The Trump administration is preparing to issue a broad plan that keeps the door open for expanded oil drilling off the U.S. coast, including near Southern California, Alaska and Mid-Atlantic states.
The Interior Department proposal, which is still being developed and on track to be released before President Donald Trump’s term ends Jan. 20, represents a second step toward a formal five-year schedule for auctioning drilling rights. Critical decisions about the scope of that offshore leasing plan are still being made, according to three people familiar with the matter who asked not to be named before a formal announcement that could still be weeks away.
The Trump administration had charted an even more aggressive sale plan in 2018, but political concerns stalled work on that initiative after it was released two years ago. And now, Trump has run out of time to put his stamp on a final offshore oil leasing schedule.
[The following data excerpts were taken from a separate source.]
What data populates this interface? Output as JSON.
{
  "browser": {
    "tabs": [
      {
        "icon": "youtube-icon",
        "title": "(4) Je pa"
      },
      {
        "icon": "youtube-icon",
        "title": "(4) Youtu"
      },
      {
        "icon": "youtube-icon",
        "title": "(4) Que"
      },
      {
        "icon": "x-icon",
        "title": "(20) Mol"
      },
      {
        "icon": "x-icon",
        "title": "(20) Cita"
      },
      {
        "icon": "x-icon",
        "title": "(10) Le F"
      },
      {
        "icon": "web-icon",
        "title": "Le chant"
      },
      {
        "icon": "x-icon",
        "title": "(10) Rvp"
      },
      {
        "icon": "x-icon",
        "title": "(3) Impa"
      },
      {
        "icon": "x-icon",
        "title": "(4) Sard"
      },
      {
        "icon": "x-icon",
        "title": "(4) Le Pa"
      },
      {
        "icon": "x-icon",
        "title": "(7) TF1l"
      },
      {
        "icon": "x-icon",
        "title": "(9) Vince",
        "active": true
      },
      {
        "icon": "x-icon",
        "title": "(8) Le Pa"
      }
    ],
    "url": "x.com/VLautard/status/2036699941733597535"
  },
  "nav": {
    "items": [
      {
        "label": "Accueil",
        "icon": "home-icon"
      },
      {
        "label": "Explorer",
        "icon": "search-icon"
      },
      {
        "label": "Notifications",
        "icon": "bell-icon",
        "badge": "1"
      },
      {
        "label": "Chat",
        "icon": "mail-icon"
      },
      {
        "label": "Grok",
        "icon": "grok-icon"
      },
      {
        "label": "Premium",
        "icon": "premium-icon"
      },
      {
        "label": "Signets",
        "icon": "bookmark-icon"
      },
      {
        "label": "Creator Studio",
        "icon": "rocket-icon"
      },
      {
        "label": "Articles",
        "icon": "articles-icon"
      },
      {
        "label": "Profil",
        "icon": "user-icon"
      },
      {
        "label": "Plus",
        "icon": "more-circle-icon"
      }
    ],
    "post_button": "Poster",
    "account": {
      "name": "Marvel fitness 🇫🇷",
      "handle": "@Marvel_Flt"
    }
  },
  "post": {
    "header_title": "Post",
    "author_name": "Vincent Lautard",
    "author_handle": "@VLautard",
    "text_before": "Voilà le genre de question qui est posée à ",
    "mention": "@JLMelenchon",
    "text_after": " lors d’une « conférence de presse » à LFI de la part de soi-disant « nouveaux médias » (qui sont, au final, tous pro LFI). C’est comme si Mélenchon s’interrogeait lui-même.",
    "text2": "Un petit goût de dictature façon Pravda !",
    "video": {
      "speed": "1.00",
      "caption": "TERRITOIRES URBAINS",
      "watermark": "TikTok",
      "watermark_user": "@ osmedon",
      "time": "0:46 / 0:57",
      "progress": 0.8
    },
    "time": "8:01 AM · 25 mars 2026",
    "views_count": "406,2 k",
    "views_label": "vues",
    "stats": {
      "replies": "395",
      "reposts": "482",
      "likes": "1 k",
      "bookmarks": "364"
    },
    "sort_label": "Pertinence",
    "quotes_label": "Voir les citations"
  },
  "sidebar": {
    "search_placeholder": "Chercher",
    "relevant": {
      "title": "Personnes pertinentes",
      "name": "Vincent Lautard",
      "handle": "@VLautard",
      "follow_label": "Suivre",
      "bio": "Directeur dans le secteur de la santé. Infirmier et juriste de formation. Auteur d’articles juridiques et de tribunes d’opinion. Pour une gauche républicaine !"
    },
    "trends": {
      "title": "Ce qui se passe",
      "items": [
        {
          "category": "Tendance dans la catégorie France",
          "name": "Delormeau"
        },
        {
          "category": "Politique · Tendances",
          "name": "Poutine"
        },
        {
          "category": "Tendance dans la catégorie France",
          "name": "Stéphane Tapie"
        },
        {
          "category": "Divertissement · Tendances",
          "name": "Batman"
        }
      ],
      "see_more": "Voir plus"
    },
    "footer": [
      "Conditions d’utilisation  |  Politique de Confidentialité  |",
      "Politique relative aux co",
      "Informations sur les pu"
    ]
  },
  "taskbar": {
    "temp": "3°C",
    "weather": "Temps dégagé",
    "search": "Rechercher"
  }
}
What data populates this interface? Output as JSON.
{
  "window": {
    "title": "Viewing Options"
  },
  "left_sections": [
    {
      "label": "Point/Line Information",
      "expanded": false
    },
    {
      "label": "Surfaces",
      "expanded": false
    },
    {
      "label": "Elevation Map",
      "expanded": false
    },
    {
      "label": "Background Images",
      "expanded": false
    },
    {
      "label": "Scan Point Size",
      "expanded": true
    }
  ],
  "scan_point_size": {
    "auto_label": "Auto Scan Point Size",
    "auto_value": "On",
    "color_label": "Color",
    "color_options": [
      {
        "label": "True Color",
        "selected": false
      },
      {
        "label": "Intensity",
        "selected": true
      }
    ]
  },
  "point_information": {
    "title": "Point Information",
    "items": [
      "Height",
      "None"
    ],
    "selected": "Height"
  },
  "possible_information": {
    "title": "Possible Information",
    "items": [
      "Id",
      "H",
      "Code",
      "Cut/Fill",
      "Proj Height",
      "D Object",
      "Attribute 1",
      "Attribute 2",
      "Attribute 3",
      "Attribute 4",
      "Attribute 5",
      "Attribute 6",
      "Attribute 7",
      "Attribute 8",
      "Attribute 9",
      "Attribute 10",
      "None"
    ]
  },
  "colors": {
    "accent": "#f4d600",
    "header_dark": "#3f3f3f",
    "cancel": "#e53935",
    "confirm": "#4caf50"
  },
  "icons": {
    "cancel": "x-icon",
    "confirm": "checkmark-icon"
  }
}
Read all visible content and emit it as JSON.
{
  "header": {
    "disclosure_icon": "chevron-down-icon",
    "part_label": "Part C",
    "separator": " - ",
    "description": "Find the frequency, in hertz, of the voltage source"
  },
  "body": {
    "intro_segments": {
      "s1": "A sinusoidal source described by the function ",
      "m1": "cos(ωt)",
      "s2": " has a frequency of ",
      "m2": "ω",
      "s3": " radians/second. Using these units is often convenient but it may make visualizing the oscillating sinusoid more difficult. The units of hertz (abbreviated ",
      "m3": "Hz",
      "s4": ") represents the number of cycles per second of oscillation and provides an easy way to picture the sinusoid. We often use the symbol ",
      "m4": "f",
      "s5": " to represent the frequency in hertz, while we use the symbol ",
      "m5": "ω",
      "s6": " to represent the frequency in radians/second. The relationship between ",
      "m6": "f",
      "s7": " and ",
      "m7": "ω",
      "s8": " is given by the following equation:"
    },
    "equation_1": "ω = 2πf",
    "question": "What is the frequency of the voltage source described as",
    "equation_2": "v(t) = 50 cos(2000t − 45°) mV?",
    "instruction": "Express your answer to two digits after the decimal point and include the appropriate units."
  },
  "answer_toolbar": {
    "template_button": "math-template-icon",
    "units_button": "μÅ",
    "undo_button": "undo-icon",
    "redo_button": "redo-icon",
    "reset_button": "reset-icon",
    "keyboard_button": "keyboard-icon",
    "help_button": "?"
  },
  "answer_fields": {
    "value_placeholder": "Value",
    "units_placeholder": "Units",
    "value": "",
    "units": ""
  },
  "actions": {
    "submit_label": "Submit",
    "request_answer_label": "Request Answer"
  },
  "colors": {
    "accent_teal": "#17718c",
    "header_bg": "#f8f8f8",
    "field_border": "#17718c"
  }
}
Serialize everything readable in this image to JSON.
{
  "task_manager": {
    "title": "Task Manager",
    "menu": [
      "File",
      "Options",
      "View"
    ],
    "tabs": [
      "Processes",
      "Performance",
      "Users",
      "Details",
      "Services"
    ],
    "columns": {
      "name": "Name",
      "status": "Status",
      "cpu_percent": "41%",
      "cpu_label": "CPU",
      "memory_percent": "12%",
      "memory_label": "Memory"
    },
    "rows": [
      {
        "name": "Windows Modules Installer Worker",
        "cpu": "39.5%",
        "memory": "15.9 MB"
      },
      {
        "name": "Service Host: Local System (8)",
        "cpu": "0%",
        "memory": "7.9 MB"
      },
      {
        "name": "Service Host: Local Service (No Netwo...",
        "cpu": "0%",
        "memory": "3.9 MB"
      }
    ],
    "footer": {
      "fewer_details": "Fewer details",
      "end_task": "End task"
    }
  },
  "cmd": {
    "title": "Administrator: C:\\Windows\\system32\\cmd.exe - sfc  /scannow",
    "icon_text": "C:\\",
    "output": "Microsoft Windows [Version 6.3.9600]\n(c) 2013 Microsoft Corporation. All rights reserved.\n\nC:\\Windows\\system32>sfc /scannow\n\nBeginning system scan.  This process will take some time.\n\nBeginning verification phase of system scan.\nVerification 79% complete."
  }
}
Though the coming plan will keep options open for Joe Biden, the president-elect will have the ultimate say on what — if any — waters are auctioned off for oil drilling.
The proposal under development is set to outline potential sales of long-plumbed territory in the Gulf of Mexico, as well as waters around Alaska and near Southern California, where exploratory oil drilling was last conducted decades ago. Atlantic waters near the coasts of Maryland and Delaware are also included in the proposed sale program.
However, Interior Department officials are not planning on including territory near Florida and the Carolinas that is barred from leasing for 10 years under orders from Trump. The proposal also is set to rule out the most highly coveted area for oil companies: portions of the eastern Gulf of Mexico about 100-125 miles off Florida’s west coast that Trump also placed under a 10-year moratorium.
It is unclear whether Atlantic tracts near Virginia could be available under the plan. Although Trump promised a ban on oil leasing there, he never issued a formal declaration to codify it.
Interior Department spokespeople declined to comment.
The incoming Biden administration is expected to dramatically scale back the effort, as the president-elect has vowed to block oil and gas permitting on public lands and waters. But Biden is under pressure to sustain oil development in the Gulf of Mexico, which is responsible for 16% of U.S. crude production and generated $5.3 billion in federal revenue last year.
Trump vowed to unleash offshore oil development and directed his Interior Department to hold annual auctions of Gulf, Arctic and Atlantic waters in a 2017 executive order. The Interior Department responded by unveiling a draft proposed plan in January 2018 that would have opened the door to selling drilling rights on more than 90% of U.S. waters.
However political concerns about the unpopularity of offshore drilling in the key battleground state of Florida — as well as legal uncertainty around potential Arctic oil leasing — prompted Trump’s Interior Department to halt work to advance a new oil leasing plan last year. And this fall, in the run-up to the November election, Trump issued directives ruling out offshore leasing in waters near Florida, Georgia and the Carolinas — a further blow to oil industry leaders who’d hoped he’d make more territory available.